The U.N. Refugee Agency has said that more than 2,510 migrants have drowned in the Mediterranean while attempting to cross into Europe so far this year, compared to 1,855 in the first five months in 2015. In the past week, there were 880 drownings. Announcing the death toll in Geneva, U.N. Agency Spokesman William Spindler said that 2016 is proving to be “particularly deadly.”
While thousands died in 2015 and 2016, there were less than 60 deaths in the same period in 2014.
Spindler said that the route from Libya or other north African countries to Italy, known as the central Mediterranean route, was “dramatically more dangerous” than the route from the Turkish coast to Greece that is taken by most migrants. One reason for this is that these boats are more crowded.
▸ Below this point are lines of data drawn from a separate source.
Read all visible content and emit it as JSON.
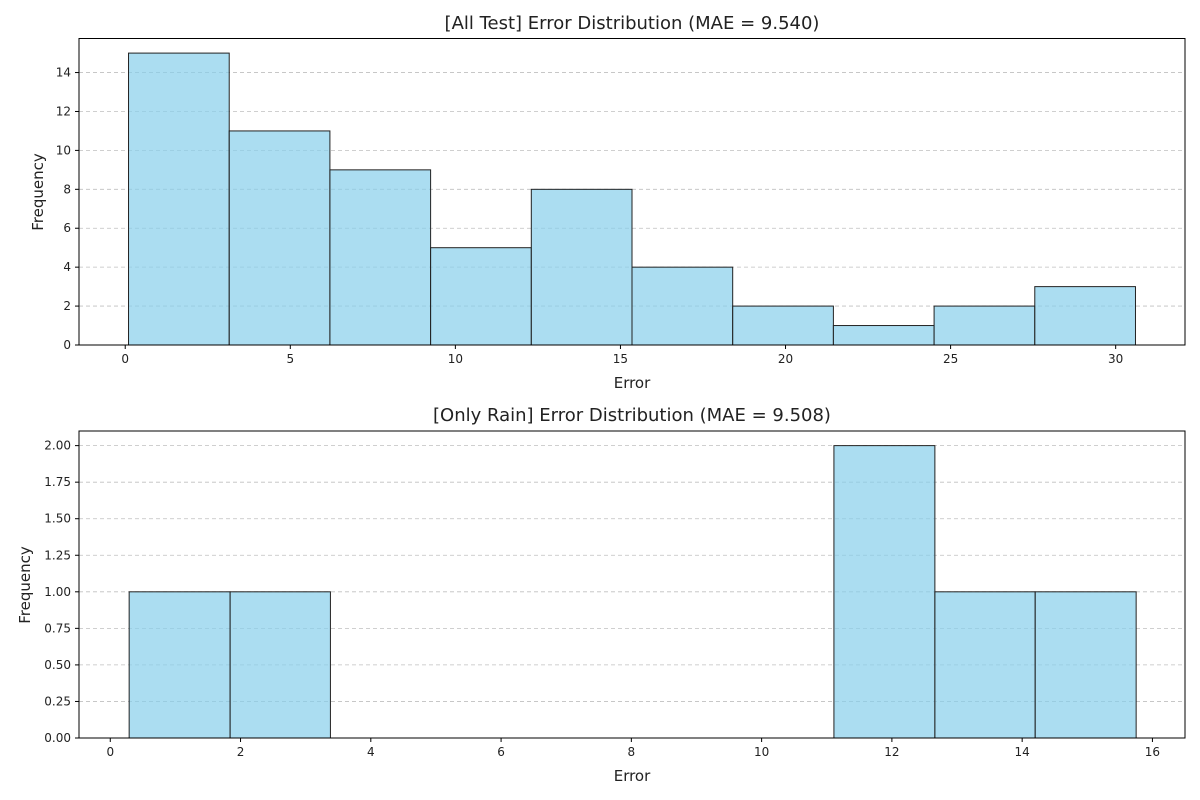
{
  "chart_data": [
    {
      "type": "bar",
      "title": "[All Test] Error Distribution (MAE = 9.540)",
      "xlabel": "Error",
      "ylabel": "Frequency",
      "xlim": [
        -1.4,
        32.1
      ],
      "ylim": [
        0,
        15.75
      ],
      "xticks": [
        0,
        5,
        10,
        15,
        20,
        25,
        30
      ],
      "yticks": [
        0,
        2,
        4,
        6,
        8,
        10,
        12,
        14
      ],
      "yticks_decimals": 0,
      "grid": true,
      "bins": [
        {
          "start": 0.1,
          "end": 3.15,
          "value": 15
        },
        {
          "start": 3.15,
          "end": 6.2,
          "value": 11
        },
        {
          "start": 6.2,
          "end": 9.25,
          "value": 9
        },
        {
          "start": 9.25,
          "end": 12.3,
          "value": 5
        },
        {
          "start": 12.3,
          "end": 15.35,
          "value": 8
        },
        {
          "start": 15.35,
          "end": 18.4,
          "value": 4
        },
        {
          "start": 18.4,
          "end": 21.45,
          "value": 2
        },
        {
          "start": 21.45,
          "end": 24.5,
          "value": 1
        },
        {
          "start": 24.5,
          "end": 27.55,
          "value": 2
        },
        {
          "start": 27.55,
          "end": 30.6,
          "value": 3
        }
      ]
    },
    {
      "type": "bar",
      "title": "[Only Rain] Error Distribution (MAE = 9.508)",
      "xlabel": "Error",
      "ylabel": "Frequency",
      "xlim": [
        -0.48,
        16.5
      ],
      "ylim": [
        0,
        2.1
      ],
      "xticks": [
        0,
        2,
        4,
        6,
        8,
        10,
        12,
        14,
        16
      ],
      "yticks": [
        0,
        0.25,
        0.5,
        0.75,
        1.0,
        1.25,
        1.5,
        1.75,
        2.0
      ],
      "yticks_decimals": 2,
      "grid": true,
      "bins": [
        {
          "start": 0.29,
          "end": 1.84,
          "value": 1
        },
        {
          "start": 1.84,
          "end": 3.38,
          "value": 1
        },
        {
          "start": 3.38,
          "end": 4.93,
          "value": 0
        },
        {
          "start": 4.93,
          "end": 6.47,
          "value": 0
        },
        {
          "start": 6.47,
          "end": 8.02,
          "value": 0
        },
        {
          "start": 8.02,
          "end": 9.56,
          "value": 0
        },
        {
          "start": 9.56,
          "end": 11.11,
          "value": 0
        },
        {
          "start": 11.11,
          "end": 12.66,
          "value": 2
        },
        {
          "start": 12.66,
          "end": 14.2,
          "value": 1
        },
        {
          "start": 14.2,
          "end": 15.75,
          "value": 1
        }
      ]
    }
  ]
}
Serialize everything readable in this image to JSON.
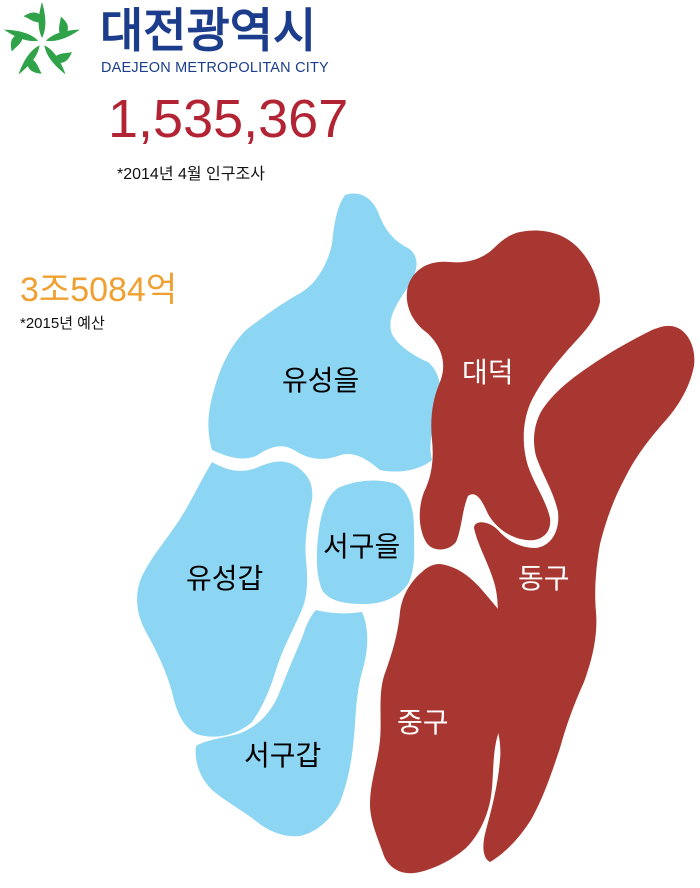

The odds of dying on the central Mediterranean route are one in 23. The odds of dying in the Mediterranean as a whole, while attempting to illegally enter Europe by sea, were one in 81.
Less than a quarter of migrants making the sea journey choose the central Mediterranean route (46,714 people), compared with the 156,364 people entering Greece by sea.
The International Organization for Migration (IOM) notes that there has been a shift in migration patterns across the EU with a spike in the numbers of migrants entering Europe via Italy in the two weeks ending May 18 was up 54 percent compared with the previous two weeks. In Greece, the entry attempts had dropped 67 percent over the same period. This was attributed to the EU-Turkey agreement.